3 law schools dinged on bar pass rates see improvement; another back in compliance with diversity standard
Updated: Three law schools have come into compliance with an ABA accreditation standard requiring two-year bar passage rates of at least 75%, the council of the ABA’s Section of Legal Education and Admissions to the Bar recently announced.
Those schools are the Ave Maria School of Law, the University of the District of Columbia David A. Clarke School of Law and Vermont Law School.
Notices of noncompliance for the three schools were released in December.
Last year, Standard 316 compliance was based on 2019 graduates. At the Ave Maria School of Law, that class had a two-year pass rate of 67.21%. For its class of 2020, which determined current compliance with the standard this year, the two-year bar passage rate increased to 88.41%.
“The success of that class is the result of hard work by our entire faculty, including especially our bar preparation faculty and staff who have devised a rigorous program to ensure our students’ success on the bar exam. We anticipate similar success for our future classes,” wrote John Czarnetzky, the law school’s dean and CEO, in an email to the ABA Journal.
For the District of Columbia David A. Clarke School of Law, the class of 2020’s two-year bar passage rate was 80.6%, compared to 67.24% for the class of 2019.
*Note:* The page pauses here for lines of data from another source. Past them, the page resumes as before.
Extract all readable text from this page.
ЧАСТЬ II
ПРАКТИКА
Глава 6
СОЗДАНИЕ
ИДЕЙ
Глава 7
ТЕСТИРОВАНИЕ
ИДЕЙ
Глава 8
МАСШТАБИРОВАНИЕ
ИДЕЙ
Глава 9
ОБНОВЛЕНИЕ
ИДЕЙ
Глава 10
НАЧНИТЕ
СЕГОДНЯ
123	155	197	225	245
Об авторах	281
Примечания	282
And at Vermont Law School, the two-year pass rates were 67.54% for 2019 graduates and 77.69% for 2020 graduates.
Beth McCormack, interim dean at the law school, told the Journal in an email that the 2019 two-year pass rate is an outlier. According to McCormack, the faculty and staff will continue work supporting students, and they are also working on curriculum changes for the National Conference of Bar Examiners’ NextGen bar exam, which is scheduled to debut in July 2026.
Additionally, the council determined that the Hofstra University Maurice A. Deane School of Law, which received notice in December that it was out of compliance with a faculty and staff diversity standard, has demonstrated compliance.
According to its 2021 Standard 509 Information Report, the Hofstra University law school had 47 full-time faculty members; 23 were men, 24 were women and five identified as people of color. Also, it had 81 faculty members who were not full time; and out of that group, 57 were men, 24 were women and seven were people of color.
Based on data from the 2022 Standard 509 Information Report, the number of male full-time faculty remained the same. But there are now 27 women and seven people of color in the group. For faculty who do not work full time, 50 are men, 27 are women and five are people of color, according to the data.
Updated March 6 at 12:13 p.m. to include the statement from Beth McCormack, interim dean at Vermont Law School. Updated March 6 at 3:02 p.m. to correct two percentages.